Drum lines part of life in South Africa for 50 years
Closer look: Tourists and students examine a shark. Picture: Mogens Johansen/The West Australian

As the sun rises over Kwazulu-Natal's rugged coastline and Durban's city beaches, small yellow boats launch into the surf and head towards lines of buoys offshore.

In the dawn light, crews begin the laborious task of hoisting up 320m-long nets and drum lines to see how many animals got trapped overnight.

It has been part of the South African province's daily life for 50 years.

Shark culling has become so normal in Kwazulu-Natal that the public and groups of schoolchildren have visited the Sharks Board almost daily for years, to see caught sharks being dissected.

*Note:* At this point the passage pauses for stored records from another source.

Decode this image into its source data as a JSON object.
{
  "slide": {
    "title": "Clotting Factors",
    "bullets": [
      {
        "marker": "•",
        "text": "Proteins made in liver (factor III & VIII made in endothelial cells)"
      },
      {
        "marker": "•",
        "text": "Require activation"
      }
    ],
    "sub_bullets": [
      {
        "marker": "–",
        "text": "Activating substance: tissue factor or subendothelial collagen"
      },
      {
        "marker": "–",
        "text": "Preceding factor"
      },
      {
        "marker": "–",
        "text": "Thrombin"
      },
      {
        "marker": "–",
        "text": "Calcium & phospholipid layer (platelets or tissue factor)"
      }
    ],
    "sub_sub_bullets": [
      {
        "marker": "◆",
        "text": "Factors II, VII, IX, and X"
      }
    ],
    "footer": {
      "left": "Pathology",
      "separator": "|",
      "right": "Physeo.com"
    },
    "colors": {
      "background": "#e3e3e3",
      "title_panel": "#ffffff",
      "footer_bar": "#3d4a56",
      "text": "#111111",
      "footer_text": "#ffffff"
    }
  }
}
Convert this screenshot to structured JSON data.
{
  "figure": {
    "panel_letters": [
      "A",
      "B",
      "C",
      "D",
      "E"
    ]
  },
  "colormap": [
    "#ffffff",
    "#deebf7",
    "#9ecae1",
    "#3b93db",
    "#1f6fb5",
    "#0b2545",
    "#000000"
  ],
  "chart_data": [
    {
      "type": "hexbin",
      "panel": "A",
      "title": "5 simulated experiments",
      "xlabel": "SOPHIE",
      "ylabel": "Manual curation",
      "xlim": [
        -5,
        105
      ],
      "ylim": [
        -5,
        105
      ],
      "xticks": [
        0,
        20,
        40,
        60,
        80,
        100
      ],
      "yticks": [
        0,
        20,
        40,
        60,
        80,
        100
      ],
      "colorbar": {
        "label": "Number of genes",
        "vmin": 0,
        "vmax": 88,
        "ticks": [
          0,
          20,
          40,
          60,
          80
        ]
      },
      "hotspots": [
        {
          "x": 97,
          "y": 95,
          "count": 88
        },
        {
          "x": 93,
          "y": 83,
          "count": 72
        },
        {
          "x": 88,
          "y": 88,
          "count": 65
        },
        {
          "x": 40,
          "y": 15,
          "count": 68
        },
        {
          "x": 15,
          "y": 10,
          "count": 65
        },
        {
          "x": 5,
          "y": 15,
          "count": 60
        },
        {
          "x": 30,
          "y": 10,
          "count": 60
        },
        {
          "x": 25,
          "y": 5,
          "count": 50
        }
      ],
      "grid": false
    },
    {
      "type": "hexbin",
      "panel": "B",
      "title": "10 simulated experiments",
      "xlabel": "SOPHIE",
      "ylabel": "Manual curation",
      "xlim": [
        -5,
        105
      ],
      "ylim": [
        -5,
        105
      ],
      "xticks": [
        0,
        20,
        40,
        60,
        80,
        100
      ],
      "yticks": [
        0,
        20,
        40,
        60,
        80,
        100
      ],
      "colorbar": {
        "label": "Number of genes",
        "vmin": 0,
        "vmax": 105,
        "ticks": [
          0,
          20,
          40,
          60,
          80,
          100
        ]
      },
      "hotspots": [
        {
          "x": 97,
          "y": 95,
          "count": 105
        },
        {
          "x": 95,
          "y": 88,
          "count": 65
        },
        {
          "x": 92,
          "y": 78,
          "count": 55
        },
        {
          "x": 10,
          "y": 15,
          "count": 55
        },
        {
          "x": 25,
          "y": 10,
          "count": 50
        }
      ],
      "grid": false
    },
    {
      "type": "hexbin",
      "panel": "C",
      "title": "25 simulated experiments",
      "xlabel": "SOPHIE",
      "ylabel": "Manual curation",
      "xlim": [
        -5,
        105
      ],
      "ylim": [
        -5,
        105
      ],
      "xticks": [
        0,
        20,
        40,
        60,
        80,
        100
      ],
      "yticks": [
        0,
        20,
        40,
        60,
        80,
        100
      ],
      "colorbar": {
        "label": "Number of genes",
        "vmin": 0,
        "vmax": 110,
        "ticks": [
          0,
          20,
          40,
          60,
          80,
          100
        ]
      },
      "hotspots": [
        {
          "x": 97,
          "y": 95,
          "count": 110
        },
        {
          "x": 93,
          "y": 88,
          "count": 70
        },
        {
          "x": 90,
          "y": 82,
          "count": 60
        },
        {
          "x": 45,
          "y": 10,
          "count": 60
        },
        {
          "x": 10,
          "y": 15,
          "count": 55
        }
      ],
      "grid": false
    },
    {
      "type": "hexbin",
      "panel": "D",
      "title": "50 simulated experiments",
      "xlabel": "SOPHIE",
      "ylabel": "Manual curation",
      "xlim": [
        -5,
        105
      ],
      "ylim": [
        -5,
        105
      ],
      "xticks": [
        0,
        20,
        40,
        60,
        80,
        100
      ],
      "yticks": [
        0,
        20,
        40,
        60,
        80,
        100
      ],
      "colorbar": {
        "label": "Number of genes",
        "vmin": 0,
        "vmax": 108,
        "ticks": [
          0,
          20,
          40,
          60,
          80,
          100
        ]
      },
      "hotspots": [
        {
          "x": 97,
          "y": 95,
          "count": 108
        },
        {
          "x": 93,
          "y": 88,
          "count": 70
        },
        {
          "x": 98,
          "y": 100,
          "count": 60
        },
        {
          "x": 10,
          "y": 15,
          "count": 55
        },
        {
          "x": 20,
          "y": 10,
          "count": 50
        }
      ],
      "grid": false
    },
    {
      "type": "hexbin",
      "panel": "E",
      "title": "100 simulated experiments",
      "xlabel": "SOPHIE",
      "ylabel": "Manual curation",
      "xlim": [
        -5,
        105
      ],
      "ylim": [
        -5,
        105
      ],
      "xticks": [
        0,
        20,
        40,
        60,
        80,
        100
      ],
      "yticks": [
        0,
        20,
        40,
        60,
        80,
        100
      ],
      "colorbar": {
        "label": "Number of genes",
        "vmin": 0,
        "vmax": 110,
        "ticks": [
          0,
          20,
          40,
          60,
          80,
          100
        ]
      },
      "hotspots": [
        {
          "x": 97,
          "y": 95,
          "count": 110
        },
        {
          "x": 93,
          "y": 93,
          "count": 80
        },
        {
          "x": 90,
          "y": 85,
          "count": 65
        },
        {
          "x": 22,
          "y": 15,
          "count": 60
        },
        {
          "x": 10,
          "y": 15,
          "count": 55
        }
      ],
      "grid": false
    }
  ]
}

And drum lines will be part of life in WA for at least the next three years if the State Government gets environmental approval.

There have been no fatal shark attacks, and only two non-fatal bites, at the 38 protected beaches in Kwazulu-Natal since nets and drum lines were installed.

Kwazulu-Natal Sharks Board head of operations Mike Anderson-Reade said there was no doubt the measures worked.

"We've got to get the balance right," he said. "We take the number of sharks necessary before an attack occurs."

The number of dangerous sharks - great white, tiger and bull sharks - caught by nets and drum lines is dwarfed by the number of harmless sharks and other marine life.

Data from 2012-13, the latest available, reveals 22 great whites were caught (six were released), as well as 48 tiger sharks (27 released) and nine bull sharks (one released).

In the same year, 91 dusky sharks, 72 spinner sharks, 76 turtles, seven humpback whales, 23 dolphins, 35 manta rays and numerous other species were also caught.

Unlike under the WA policy, the South African shark catchers do not kill any of the creatures caught in nets and drum lines, but release them 5km out to sea.

However, around one-fifth of sharks and half of other marine life are already dead when they are found.

Lifeguard Gerald Holland, who works at the popular Scottburgh beach south of Durban, said there was a huge public misconception about the nets.

"They don't know that sharks can get around the net," he said.

"They think it's a barrier around the bay."

Fellow lifeguard Ricardo Harilal said people often asked him if there was shark gear at Scottburgh beach.

"It gives them a sense of security," he said. "I personally don't think the nets are even necessary because there are always sharks out there. We see dolphins swimming parallel to the nets but they don't get caught."

In recent years, the Kwazulu-Natal Sharks Board has been replacing nets with 79 drum lines on the province's south coast.

A series of fatal shark attacks in the 1950s - five deaths in 107 days - prompted the authorities to do all they could at the time to erect nets at beaches.

The eradication of fatal attacks in the decades since has inspired public confidence and reliance on nets to keep them safe.

But there is opposition to the use of lethal measures 60 years later. Surfer and former lifeguard Olivia Symcox, who is part of campaign group Shark Angels, believes nets are archaic and outdated.

"There certainly was a place for shark nets back in the 50s," she said.

"Obviously they needed to take measures to prevent KZN losing tourism and visitors. That I can understand. But things have changed. There are far less sharks in the water locally.

"It's certainly time to rethink nets and try to find more viable solutions."

Mr Anderson-Reade said the Sharks Board and scientists were constantly working on finding a non-lethal alternative to shark nets and drum lines.

"I think it's very important for Western Australia to get some scientists on board so that they monitor what they are taking out," he said.

"If you're going to convince anybody, or change their minds, you have to do it with scientifically backed up data."